Starting as the Fydallions, they released that song, one album, and a few more singles including "No One for Me to Turn To" after signing with Columbia.

The band had hits with "More Today Than Yesterday", released in January 1969, and the follow-up "She's Ready". "More Today Than Yesterday" has been covered by, among others, Sonny and Cher, Diana Ross, and Goldfinger, and was featured in the 1991 film My Girl, on the soundtrack of The Waterboy in 1998, and in an episode of Ally McBeal entitled "Silver Bells".

"More Today Than Yesterday" peaked at number 12 on the U.S. Billboard Hot 100 and number seven on the Cash Box Top 100. It is ranked as the 50th biggest U.S. hit of 1969. In Canada, it reached number six and is ranked as the 63rd biggest hit of the year.

History
The group evolved from a four-piece instrumental group called the Fydallions, which formed in 1964 in Sacramento, California, for an Air Force talent contest. After leaving the Air Force, the band went on the road, playing five-hour lounge jobs on the Las Vegas circuit. The Fydallions, by then a quintet consisting of Dick Lopes (saxophone), Bobby Raymond (bass guitar), Harvey Kaye (keyboards), Vinnie Parello (drums), and Pat Upton (guitar and lead vocals), were noticed by the A&R representative for Columbia Records, Gary Usher, while they were working in El Monte, California. Columbia signed the band, but insisted that they change their name. The band was renamed after the movie The Spiral Staircase, but with a deliberate misspelling.

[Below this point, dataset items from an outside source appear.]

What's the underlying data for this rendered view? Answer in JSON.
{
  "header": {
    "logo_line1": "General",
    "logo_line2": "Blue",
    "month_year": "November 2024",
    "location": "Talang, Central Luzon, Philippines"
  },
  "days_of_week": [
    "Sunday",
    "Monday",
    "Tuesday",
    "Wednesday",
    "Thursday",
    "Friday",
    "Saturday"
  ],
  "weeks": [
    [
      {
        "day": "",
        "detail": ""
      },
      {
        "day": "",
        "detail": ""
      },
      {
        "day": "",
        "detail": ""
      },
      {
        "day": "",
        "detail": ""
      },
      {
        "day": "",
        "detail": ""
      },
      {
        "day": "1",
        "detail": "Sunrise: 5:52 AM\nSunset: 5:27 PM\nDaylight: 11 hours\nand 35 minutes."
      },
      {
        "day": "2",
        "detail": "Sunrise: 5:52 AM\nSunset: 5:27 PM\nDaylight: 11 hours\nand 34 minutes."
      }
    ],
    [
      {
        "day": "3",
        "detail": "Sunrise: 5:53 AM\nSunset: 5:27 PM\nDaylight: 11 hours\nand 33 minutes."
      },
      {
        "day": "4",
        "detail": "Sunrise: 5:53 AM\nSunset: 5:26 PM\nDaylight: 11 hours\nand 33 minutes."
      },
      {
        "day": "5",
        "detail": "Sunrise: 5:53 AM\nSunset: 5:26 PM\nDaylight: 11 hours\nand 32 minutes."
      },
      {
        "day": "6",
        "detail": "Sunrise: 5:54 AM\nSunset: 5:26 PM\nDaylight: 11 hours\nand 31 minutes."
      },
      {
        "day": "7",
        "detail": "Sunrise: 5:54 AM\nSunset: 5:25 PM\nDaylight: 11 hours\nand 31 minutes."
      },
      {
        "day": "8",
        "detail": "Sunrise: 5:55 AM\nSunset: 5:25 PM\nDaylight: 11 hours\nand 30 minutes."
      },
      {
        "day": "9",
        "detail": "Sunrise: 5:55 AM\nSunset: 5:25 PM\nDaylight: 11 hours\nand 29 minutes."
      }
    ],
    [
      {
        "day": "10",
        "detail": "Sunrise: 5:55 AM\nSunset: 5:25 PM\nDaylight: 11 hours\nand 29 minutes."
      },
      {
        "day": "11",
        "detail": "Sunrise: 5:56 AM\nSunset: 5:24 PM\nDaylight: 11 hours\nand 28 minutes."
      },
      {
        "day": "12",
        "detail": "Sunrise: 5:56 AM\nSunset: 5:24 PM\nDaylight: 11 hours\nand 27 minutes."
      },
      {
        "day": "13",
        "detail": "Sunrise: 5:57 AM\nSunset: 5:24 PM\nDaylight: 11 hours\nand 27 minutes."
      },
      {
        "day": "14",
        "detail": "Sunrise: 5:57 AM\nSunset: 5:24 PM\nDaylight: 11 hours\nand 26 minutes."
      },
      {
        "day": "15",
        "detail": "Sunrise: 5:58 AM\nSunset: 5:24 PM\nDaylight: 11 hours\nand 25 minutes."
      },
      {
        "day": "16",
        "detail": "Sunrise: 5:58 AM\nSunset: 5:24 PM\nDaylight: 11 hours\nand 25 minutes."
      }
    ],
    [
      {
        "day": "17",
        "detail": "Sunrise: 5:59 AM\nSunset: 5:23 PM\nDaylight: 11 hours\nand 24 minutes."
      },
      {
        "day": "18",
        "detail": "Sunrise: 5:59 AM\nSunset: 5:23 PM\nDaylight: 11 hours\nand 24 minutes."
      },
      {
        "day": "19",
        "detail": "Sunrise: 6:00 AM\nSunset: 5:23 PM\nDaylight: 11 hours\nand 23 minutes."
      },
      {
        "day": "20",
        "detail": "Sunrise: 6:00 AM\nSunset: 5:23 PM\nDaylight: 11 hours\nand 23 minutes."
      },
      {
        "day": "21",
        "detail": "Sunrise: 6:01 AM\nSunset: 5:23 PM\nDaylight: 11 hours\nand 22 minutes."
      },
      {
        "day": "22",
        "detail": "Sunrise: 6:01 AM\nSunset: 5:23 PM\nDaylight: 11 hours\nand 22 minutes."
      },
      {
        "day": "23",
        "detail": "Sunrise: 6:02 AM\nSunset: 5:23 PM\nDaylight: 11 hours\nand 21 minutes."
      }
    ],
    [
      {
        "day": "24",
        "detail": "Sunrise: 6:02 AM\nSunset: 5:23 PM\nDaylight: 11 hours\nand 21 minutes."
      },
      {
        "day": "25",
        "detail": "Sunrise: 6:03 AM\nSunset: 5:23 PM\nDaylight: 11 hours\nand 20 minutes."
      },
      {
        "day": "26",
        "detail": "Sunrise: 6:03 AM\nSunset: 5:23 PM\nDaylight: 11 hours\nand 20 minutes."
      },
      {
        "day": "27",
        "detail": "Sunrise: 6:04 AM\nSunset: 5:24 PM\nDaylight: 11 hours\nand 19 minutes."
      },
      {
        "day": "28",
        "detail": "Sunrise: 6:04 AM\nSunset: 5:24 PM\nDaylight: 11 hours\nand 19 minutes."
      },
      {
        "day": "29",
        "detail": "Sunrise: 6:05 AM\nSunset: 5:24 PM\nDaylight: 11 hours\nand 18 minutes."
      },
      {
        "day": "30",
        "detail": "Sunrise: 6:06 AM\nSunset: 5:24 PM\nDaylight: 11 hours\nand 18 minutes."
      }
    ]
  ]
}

Their first two singles, produced by Gary Usher, were regional successes in markets like Phoenix, Arizona. At this time, Sonny Knight was brought in to produce their first album. Usher had encouraged Upton to write original material for the group, and Upton had written "More Today Than Yesterday," while the band was working the Flamingo Sky Room in Las Vegas.

"Baby What I Mean", which was also released during 1968, and the two songs are on The Very Best of the Spiral Starecase.

About 18 months after the single's release, after releasing one album and a few more singles, the group disbanded due to poor management and squabbles over finances.

Upton went back to Los Angeles to work as a session musician, eventually working with Ricky Nelson.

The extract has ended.